Waste disposal, especially of chemicals, has been an area of increased regulation over the past decades. The disposal of ordinary garbage is primarily regulated by the states. However, the federal government sets minimum standards for landfills and regulates how states manage garbage. Most of these regulations are “invisible” to businesses and individuals.
Figure 22.9 Improper Toxic Waste Disposal
Toxic waste, on the other hand, directly impacts manufacturers. In 1976 Congress passed several laws to address the problem of industrial waste and toxic waste. Toxic waste is hazardous or poisonous substances that cause an increase in the death rate or serious irreversible illnesses. Toxic waste includes arsenic, asbestos, clinical waste (i.e. syringes), cyanide, lead, and mercury. Many of these chemicals are found in batteries, electronics, and household cleaners. Manufacturers have a “cradle to grave” responsibility for all hazardous and toxic waste. This means that hazardous waste must be (1) tracked from creation to final disposal and (2) disposed of at a certified facility.
To clean up hazardous waste that was illegally dumped in the past, Congress passed the Comprehensive Environmental Response, Compensation, and Liability Act (CERCLA), which is popularly known as “Superfund.” The philosophy of Superfund is that the polluter pays. Therefore, former and current owners of a site on which hazardous waste is found or who transported waste to the site are strictly liable for remediation of the land. The law has an exception for innocent landowners who unknowingly purchased the land. However, that exception is narrowly applied.
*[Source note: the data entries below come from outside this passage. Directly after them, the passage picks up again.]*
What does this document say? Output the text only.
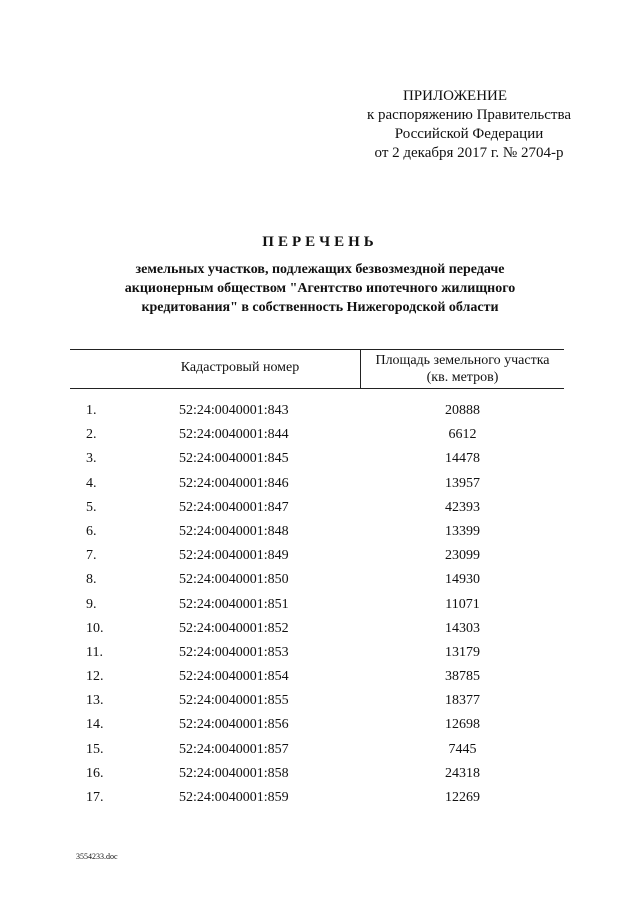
ПРИЛОЖЕНИЕ
к распоряжению Правительства
Российской Федерации
от 2 декабря 2017 г. № 2704-р
ПЕРЕЧЕНЬ
земельных участков, подлежащих безвозмездной передаче
акционерным обществом "Агентство ипотечного жилищного
кредитования" в собственность Нижегородской области
Кадастровый номер	Площадь земельного участка
(кв. метров)
1.	52:24:0040001:843	20888
2.	52:24:0040001:844	6612
3.	52:24:0040001:845	14478
4.	52:24:0040001:846	13957
5.	52:24:0040001:847	42393
6.	52:24:0040001:848	13399
7.	52:24:0040001:849	23099
8.	52:24:0040001:850	14930
9.	52:24:0040001:851	11071
10.	52:24:0040001:852	14303
11.	52:24:0040001:853	13179
12.	52:24:0040001:854	38785
13.	52:24:0040001:855	18377
14.	52:24:0040001:856	12698
15.	52:24:0040001:857	7445
16.	52:24:0040001:858	24318
17.	52:24:0040001:859	12269
3554233.doc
Environmental Impact Statements
The National Environmental Policy Act (NEPA) requires all federal agencies to prepare an environmental impact statement (EIS) for every major federal action that significantly affects the quality of the human environment. An EIS is required not only for actions by the federal government, but also activities regulated or approved by the government. Therefore, private businesses that need federal approval to open or expand their operations are subject to this requirement. For example, an EIS was needed before expanding the Snowmass ski area in Aspen because the US Forest Service was required to approve the expansion.
An EIS must include:
- A description of the environmental impact of the proposed action;
- An estimate of the energy requirements for the project;
- A description of potential adverse effects on the urban quality, including historic and cultural resources;
- Identification of the short-term and long-term impact on the environment;
- A description of any irreversible impact on the environment;
- A plan of how to mitigate any adverse environmental impact; and
- A discussion of possible alternatives.
The process of preparing an EIS can be long and expensive. After an EIS is written, the federal agency must allow for public comments and hold a hearing. Therefore, a private business may have its EIS scrutinized and commented on by interest groups and competitors before receiving federal approval. There is also a risk to the business that the government agency denies the business’s request based on public comments and concerns.